Crac! is an enchanting 15mn animated short by Frédéric Back originally released in 1981 and featuring a great collection of songs and tunes from the traditional French Canadian repertoire performed by folk group Le Rêve du Diable. Borrowing its name from a traditional reel of English/Irish origin (the devil’s dream), the band was formed in Lévis (Québec) in 1974 and was instrumental in keeping the dynamic French Canadian oral tradition alive while encouraging the creation of similar bands such as La Bottine Souriante for instance.
Still active today, Le Rêve du Diable have just released their eighth studio album Avec Tambour et Trompette in November 2013 and are getting ready to celebrate their 40th anniversary in 2014.
Born in Germany in 1924, Frédéric Back emigrated to Montréal in his mid-twenties and went on to enjoy a successful career as a painter, illustrator and animator with CBC/Radio Canada. Between 1970 and 1993, Frédéric Back produced nine short animated films which earned him four Academy Awards nominations and two wins for Crac! in 1982 and for The Man Who Planted Trees in 1987, the latter film cementing his international reputation as a major film director.
Focusing on a rocking chair, “Crac!” chronicles the life of a family in Quebec and by extension, the rapid modernisation of the province. While celebrating a bygone traditional way of life as well as Quebec’s artistic and musical culture, the short “implicitly asks: Should we be so eager to trade in time-tried values for every latest fad?” (Frédéric Back).

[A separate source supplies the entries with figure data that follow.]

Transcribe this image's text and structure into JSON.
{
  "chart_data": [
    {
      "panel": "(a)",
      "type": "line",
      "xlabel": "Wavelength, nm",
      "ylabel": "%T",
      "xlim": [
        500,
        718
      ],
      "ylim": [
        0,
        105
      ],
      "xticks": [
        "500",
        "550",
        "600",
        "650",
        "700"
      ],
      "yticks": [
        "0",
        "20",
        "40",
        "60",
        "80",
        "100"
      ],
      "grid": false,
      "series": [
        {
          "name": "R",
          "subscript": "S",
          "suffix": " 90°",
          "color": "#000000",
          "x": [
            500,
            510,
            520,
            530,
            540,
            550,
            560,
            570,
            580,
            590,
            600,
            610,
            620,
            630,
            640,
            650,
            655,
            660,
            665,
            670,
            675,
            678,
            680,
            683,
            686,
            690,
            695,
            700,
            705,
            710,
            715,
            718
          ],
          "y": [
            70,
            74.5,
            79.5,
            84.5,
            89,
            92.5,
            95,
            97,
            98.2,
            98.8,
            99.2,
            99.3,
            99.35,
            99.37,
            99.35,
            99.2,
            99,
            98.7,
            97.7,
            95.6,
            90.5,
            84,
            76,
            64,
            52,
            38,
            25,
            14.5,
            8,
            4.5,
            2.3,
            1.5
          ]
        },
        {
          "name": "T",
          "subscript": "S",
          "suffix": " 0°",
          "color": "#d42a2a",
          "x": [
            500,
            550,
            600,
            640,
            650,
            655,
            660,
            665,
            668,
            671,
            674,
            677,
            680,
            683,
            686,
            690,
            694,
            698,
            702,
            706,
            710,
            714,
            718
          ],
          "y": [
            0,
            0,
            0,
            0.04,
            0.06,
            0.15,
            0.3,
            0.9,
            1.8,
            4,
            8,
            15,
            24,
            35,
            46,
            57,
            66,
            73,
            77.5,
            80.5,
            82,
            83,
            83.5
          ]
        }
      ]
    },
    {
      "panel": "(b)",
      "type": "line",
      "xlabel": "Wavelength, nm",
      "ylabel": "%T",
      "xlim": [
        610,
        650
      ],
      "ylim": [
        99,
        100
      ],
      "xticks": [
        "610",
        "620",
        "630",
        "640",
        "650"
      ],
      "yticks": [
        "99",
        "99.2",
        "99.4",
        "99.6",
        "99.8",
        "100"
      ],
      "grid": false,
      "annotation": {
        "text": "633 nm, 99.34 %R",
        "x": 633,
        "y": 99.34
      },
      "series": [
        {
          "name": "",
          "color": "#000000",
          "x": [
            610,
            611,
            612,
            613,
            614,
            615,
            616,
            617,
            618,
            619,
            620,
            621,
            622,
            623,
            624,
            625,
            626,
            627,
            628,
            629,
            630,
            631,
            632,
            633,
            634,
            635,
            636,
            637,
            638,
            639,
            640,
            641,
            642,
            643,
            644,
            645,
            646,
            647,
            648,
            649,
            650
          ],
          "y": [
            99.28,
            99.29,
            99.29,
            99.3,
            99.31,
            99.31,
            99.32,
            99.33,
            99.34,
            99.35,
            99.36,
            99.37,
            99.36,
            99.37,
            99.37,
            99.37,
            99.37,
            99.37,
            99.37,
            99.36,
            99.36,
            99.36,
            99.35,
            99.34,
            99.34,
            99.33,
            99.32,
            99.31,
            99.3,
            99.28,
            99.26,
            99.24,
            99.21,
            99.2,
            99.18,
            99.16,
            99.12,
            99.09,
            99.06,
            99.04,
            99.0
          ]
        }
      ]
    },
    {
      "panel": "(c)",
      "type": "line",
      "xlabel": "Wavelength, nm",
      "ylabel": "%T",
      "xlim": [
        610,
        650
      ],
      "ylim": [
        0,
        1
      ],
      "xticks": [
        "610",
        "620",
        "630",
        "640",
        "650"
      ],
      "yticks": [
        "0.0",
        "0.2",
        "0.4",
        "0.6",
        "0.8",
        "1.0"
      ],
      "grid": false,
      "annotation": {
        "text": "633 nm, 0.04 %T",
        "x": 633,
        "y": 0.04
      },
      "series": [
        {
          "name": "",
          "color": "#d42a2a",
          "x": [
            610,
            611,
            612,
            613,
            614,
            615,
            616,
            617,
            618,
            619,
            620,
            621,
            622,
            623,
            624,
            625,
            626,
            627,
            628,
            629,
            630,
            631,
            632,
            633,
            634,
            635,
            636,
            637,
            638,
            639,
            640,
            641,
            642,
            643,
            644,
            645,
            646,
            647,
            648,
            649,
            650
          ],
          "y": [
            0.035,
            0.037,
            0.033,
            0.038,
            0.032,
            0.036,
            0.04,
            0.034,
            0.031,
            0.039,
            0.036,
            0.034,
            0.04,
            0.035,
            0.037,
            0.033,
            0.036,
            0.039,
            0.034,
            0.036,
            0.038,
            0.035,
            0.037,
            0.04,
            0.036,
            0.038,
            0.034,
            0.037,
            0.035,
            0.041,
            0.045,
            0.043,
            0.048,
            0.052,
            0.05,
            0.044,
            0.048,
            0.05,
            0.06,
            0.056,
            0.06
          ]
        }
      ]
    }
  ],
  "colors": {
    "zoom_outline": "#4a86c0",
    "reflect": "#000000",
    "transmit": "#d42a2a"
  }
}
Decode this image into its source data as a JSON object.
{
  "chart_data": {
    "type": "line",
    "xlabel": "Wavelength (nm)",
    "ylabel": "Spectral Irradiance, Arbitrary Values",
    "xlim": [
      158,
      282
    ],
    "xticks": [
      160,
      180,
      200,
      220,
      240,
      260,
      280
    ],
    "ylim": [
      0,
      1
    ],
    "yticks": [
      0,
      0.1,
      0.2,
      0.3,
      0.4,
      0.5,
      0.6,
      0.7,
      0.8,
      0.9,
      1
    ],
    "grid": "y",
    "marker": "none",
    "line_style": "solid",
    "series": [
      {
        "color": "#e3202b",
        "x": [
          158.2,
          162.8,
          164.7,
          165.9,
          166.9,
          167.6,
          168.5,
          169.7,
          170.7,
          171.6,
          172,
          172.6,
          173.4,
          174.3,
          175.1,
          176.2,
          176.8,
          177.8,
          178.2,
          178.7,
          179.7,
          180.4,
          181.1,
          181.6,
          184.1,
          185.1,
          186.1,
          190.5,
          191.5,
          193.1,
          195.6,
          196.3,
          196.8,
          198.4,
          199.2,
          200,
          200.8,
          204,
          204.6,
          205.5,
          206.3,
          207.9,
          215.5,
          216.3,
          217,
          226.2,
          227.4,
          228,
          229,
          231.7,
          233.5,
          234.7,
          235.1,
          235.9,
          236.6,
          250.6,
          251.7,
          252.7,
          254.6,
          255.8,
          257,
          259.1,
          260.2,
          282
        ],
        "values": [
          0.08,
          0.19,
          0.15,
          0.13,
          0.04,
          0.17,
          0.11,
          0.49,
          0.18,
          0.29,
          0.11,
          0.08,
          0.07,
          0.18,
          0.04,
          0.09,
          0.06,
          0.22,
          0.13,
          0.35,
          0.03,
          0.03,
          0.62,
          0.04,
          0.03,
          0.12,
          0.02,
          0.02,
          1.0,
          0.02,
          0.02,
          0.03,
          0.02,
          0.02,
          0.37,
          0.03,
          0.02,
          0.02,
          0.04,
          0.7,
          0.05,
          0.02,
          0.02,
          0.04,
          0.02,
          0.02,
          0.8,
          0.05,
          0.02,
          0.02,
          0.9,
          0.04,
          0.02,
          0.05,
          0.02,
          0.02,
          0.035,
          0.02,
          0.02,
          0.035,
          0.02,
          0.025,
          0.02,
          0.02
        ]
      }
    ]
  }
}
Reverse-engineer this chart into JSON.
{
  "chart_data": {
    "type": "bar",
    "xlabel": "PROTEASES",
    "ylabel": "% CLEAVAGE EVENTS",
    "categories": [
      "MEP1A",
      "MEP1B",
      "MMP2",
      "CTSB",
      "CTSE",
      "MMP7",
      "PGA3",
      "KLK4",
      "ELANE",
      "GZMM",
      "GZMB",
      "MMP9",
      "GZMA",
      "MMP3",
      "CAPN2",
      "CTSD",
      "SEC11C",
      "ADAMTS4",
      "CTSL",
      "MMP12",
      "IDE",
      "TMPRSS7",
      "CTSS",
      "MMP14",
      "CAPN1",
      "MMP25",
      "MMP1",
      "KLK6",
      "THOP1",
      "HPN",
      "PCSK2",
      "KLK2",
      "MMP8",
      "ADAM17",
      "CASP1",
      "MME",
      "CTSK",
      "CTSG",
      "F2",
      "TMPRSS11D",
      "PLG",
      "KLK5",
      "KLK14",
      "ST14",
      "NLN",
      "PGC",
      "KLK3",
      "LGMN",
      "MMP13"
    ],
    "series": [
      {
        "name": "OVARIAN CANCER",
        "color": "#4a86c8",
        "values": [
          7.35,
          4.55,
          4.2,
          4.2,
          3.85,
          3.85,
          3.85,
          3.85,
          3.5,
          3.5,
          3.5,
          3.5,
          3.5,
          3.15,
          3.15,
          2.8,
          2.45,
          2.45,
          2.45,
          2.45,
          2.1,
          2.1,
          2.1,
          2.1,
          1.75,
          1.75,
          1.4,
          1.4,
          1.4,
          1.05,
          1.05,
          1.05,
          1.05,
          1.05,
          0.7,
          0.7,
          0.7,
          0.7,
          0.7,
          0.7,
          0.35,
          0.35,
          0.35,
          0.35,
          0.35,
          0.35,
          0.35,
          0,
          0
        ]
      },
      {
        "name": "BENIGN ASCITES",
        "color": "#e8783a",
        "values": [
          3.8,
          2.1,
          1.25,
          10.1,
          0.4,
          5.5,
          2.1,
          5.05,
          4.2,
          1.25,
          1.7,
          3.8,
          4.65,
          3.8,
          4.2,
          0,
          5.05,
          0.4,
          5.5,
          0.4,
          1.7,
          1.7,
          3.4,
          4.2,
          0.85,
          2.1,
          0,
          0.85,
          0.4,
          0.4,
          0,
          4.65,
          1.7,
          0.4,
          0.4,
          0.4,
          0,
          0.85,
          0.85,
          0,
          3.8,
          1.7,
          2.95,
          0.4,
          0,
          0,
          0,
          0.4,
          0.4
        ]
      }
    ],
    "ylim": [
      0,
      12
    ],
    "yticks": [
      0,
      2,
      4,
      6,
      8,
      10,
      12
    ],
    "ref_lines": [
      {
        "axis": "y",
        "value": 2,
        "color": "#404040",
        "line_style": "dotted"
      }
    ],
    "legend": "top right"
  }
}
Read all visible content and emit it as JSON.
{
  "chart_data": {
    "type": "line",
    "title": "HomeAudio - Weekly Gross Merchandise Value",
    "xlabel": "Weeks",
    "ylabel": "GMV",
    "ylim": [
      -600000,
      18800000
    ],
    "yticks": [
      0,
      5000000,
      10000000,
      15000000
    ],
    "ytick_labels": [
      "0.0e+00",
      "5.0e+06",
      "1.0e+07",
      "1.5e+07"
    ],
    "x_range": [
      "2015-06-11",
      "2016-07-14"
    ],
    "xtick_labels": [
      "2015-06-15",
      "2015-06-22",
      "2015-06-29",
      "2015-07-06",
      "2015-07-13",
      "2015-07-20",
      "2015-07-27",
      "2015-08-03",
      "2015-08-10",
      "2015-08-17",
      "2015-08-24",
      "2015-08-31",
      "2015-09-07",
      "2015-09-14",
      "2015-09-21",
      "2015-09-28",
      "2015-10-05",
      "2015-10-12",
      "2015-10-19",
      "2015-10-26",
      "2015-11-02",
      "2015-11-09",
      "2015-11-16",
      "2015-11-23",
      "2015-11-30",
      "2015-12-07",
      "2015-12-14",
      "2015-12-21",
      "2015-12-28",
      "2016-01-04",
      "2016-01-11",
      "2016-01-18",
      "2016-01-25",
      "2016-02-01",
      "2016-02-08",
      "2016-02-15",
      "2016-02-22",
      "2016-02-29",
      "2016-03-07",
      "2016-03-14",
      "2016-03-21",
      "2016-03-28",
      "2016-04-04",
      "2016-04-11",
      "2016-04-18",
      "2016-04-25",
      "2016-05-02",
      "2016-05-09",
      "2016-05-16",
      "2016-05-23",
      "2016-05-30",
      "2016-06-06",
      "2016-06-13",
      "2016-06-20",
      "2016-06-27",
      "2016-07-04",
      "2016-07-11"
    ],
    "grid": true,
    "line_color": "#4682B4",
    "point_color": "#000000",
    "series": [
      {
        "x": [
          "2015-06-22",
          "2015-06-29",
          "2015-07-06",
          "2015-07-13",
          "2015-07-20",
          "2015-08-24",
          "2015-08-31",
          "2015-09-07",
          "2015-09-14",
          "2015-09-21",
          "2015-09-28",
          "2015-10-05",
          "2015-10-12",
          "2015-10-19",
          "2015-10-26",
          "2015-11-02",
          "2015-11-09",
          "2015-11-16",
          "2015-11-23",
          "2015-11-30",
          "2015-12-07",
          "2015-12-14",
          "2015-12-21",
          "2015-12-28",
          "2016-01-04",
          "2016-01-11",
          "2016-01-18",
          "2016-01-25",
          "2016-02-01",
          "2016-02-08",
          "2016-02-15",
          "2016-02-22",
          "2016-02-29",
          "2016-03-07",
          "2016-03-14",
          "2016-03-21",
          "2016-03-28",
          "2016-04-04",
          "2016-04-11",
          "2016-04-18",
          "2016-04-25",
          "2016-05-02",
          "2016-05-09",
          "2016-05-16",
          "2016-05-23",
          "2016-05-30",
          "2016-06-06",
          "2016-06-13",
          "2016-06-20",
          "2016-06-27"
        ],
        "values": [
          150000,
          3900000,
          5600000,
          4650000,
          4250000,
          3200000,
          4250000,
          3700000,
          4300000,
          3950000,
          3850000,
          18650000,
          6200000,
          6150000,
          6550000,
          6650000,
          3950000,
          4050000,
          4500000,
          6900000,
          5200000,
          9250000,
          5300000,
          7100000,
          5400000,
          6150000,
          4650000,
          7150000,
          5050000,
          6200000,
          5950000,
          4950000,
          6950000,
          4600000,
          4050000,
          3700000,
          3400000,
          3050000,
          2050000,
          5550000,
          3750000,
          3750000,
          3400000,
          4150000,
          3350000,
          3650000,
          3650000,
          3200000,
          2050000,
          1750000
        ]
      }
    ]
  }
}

All of Frédéric Back’s animated films are literally handcrafted. Working alone, Back developed and perfected over the course of his career his own trademark animation techniques. From the late 1970s onwards, instead of painting on transparent sheets of cellulose acetate (cel), he started using wax-based coloured pencils and chalk pastels on frosted sheets of cel. Combining these drawing techniques with the use of loops, multiple layers and complex camera movements gave Back’s films their inimitable warmth, fluid movement and vibrant colours. Designed and composed by Normand Roger and performed by Denis Chartrand and Le Rêve du Diable, Crac’s delightful soundtrack is taking centre stage:
Back always found it fascinating to see his images come to life through the appropriate sound and music and, indeed, feels that the success of Crac! is at least in part due to the traditional Quebec folk music that propels the film and delights the audience.